#1 Data Analytics Program in India
₹2,499₹1,499Enroll Now
Module 8
10 min read

Metric Selection

Choose the right metrics for experiments

What You'll Learn

  • Choosing primary metrics
  • Metric characteristics
  • Leading vs lagging metrics
  • Sensitivity and robustness
  • Common metric pitfalls

Characteristics of Good Metrics

1. Aligned with business goals Measures what you care about

2. Sensitive Detects meaningful changes

3. Robust Not easily gamed or manipulated

4. Interpretable Stakeholders understand it

5. Timely Measurable in reasonable timeframe

Primary Metric Selection

Choose ONE primary metric: The decision criterion

Must be:

  • Directly related to goal
  • Measurable for all users
  • Available during test period

Examples:

E-commerce:

  • Conversion rate
  • Revenue per visitor
  • Average order value

Social media:

  • Daily active users
  • Time spent
  • Engagement rate

SaaS:

  • Sign-up rate
  • Activation rate
  • Retention rate

Click-Through Rate (CTR)

Definition: Clicks / Impressions

Pros:

  • Easy to measure
  • Quick feedback
  • High sensitivity

Cons:

  • Doesn't measure outcomes
  • Can be gamed (clickbait)
  • May not correlate with business value

When to use: Early funnel optimization

When NOT to use: When you care about final conversions

Conversion Rate

Definition: Conversions / Visitors

Pros:

  • Directly measures outcomes
  • Clear business value
  • Interpretable

Cons:

  • May need large sample
  • Slower than CTR
  • Binary (doesn't capture magnitude)

Variations:

  • Purchase conversion
  • Sign-up conversion
  • Free-to-paid conversion

Revenue Metrics

Revenue per visitor (RPV): Total revenue / Visitors

Pros:

  • Captures magnitude
  • Direct business impact
  • Comprehensive

Cons:

  • High variance (few big purchases)
  • Need large samples
  • Outlier sensitive

Average order value (AOV): Revenue / Orders

Pros:

  • Easier to move than volume
  • Lower variance than RPV

Cons:

  • Ignores conversion rate
  • Could decrease orders while increasing AOV

Composite Metrics

Combine multiple signals:

Example: OEC (Overall Evaluation Criterion) Weighted combination: OEC = 0.5(Revenue) + 0.3(Engagement) + 0.2(Retention)

Pros:

  • Holistic view
  • Balance trade-offs

Cons:

  • Complex to explain
  • Weights are subjective
  • Harder to debug issues

Leading vs Lagging Metrics

Leading metrics: Early indicators, quick feedback

  • Click rate
  • Add-to-cart
  • Email opens

Lagging metrics: Final outcomes, slower

  • Revenue
  • Retention
  • Lifetime value

Strategy:

  • Optimize leading metrics for speed
  • Validate with lagging metrics
  • Ensure correlation between them!

Example: Leading: Email click rate Lagging: Conversions from email → Only optimize clicks if they convert!

Sensitivity and Variance

Sensitivity: Ability to detect small changes

High sensitivity:

  • Frequent events
  • Low variance
  • Large sample

Low sensitivity:

  • Rare events
  • High variance
  • Need huge sample

Example comparison:

Metric A: Page views per user

  • Mean: 5.2, SD: 2.1
  • Sensitive to changes

Metric B: Purchases per user

  • Mean: 0.05, SD: 0.22
  • Less sensitive (rare event)

Count vs Rate Metrics

Count metrics: Total clicks, revenue, users

  • Affected by exposure
  • Need to normalize

Rate metrics: CTR, conversion rate, RPV

  • Already normalized
  • Better for comparison

Example: ❌ "Treatment had 1000 more clicks" (What if it had more traffic?)

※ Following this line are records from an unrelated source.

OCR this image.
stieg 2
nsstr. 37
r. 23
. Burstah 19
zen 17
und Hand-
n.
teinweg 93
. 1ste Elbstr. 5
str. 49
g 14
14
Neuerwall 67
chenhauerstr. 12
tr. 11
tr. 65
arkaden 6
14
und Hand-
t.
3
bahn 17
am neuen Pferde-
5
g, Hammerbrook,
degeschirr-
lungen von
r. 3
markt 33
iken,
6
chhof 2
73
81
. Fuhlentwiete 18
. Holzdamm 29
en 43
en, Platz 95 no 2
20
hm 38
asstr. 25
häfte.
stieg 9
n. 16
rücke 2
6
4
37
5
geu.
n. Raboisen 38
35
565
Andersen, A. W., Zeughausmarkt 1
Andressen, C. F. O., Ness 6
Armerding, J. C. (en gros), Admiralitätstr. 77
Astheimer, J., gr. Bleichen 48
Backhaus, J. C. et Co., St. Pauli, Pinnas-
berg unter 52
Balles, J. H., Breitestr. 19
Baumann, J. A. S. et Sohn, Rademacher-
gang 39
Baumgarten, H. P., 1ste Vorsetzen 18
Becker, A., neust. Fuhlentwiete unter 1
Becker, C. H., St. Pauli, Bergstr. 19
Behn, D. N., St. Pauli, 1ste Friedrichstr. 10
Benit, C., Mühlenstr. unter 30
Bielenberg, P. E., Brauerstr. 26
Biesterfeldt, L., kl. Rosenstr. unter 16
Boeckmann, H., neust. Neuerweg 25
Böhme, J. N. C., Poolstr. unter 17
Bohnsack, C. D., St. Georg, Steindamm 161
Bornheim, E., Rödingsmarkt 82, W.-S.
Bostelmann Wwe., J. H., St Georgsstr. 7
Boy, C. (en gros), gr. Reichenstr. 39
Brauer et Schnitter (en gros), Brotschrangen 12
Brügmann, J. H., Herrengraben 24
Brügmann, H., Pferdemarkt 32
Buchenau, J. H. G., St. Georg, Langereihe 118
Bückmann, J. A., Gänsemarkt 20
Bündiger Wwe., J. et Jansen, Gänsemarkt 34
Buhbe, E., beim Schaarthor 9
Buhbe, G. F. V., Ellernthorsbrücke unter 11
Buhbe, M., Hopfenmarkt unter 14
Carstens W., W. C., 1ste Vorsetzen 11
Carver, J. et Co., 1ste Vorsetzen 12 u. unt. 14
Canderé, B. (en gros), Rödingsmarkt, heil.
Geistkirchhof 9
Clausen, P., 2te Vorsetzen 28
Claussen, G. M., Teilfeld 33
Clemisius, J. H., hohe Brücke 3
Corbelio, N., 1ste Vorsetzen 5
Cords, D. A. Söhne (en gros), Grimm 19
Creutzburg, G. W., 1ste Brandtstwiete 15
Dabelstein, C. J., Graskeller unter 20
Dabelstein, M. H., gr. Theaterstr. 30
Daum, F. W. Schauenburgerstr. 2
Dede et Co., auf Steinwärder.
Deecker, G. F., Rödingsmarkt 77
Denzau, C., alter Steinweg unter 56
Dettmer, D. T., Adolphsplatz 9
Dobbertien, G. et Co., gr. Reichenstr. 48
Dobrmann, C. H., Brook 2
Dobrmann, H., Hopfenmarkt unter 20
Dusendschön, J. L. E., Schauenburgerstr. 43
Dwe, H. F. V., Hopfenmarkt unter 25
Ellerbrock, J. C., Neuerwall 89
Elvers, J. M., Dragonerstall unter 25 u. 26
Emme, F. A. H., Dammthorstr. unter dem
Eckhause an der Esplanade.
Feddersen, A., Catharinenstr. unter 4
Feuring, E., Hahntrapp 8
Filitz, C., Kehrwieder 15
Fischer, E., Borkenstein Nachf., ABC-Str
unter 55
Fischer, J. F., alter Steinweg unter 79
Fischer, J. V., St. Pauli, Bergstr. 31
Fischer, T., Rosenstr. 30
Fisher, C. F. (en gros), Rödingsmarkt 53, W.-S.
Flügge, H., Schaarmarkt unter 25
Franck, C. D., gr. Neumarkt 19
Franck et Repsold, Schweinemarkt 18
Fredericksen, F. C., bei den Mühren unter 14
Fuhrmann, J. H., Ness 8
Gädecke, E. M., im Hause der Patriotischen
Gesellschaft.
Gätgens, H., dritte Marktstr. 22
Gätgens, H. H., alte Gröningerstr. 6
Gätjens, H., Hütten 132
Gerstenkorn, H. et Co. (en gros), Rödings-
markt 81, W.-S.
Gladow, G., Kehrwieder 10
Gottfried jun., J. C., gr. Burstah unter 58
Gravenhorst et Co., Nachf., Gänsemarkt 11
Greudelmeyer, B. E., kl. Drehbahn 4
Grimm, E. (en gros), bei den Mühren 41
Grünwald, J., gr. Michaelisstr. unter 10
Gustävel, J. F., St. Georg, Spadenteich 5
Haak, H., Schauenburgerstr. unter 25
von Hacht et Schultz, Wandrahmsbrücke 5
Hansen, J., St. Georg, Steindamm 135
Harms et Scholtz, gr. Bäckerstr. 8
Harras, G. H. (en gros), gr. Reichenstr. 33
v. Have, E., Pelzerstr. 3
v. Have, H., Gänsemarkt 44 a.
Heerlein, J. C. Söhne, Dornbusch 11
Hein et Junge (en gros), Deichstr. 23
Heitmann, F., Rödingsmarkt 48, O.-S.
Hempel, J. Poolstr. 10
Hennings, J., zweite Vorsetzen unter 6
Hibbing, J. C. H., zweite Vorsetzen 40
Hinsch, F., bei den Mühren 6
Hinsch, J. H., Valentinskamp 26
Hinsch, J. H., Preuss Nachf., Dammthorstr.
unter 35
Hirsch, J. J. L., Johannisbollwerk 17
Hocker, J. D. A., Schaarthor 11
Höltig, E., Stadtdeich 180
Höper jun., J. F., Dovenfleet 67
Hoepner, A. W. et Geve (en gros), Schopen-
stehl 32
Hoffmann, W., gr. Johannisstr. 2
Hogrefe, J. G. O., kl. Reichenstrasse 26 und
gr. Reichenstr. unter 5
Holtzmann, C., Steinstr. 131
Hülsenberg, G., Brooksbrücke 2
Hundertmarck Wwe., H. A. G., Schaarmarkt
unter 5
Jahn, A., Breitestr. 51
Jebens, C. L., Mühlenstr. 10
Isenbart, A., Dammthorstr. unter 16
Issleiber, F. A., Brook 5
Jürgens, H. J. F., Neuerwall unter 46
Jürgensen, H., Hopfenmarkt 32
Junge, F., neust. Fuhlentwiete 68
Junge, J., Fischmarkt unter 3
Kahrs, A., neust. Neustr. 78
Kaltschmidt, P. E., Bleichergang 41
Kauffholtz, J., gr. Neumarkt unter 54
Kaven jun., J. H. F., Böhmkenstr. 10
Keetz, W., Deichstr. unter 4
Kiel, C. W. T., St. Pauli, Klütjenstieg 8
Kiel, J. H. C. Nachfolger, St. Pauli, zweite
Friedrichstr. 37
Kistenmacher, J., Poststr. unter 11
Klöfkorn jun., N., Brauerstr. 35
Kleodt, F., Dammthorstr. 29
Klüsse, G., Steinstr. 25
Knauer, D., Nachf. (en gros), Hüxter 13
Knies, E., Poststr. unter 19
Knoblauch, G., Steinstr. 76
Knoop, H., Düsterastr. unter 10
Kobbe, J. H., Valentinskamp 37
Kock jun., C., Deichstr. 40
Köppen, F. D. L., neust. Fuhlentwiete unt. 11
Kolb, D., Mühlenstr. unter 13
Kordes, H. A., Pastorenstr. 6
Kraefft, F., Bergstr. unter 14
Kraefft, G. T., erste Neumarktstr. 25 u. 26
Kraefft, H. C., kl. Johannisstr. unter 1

✓ "Treatment had 2% higher CTR" (Normalized)

User-Level vs Session-Level

User-level: Metrics per user

  • Better for retention
  • Removes session count effect

Session-level: Metrics per session

  • Better for engagement
  • Captures revisit behavior

Example:

User-level: 60% of users converted Session-level: 40% of sessions converted (Same users, multiple sessions)

Choose based on goal!

Ratio Metrics

Form: Numerator / Denominator

Examples:

  • CTR = Clicks / Impressions
  • Conversion = Orders / Visitors
  • Engagement = Time / Sessions

Challenge: Both parts can vary!

Delta method: Approximate variance for statistical tests

Alternative: Bootstrap confidence intervals

Guardrail Metrics

Purpose: Ensure you don't break things

Examples:

Performance:

  • Page load time
  • Error rate
  • Crash rate

User experience:

  • Bounce rate
  • Time to first action
  • Help tickets

Revenue:

  • Revenue per user shouldn't tank

Set thresholds: "Stop test if page load > 3 seconds"

Metric Tradeoffs

Common tensions:

Short-term vs long-term: Clicks (short) vs retention (long)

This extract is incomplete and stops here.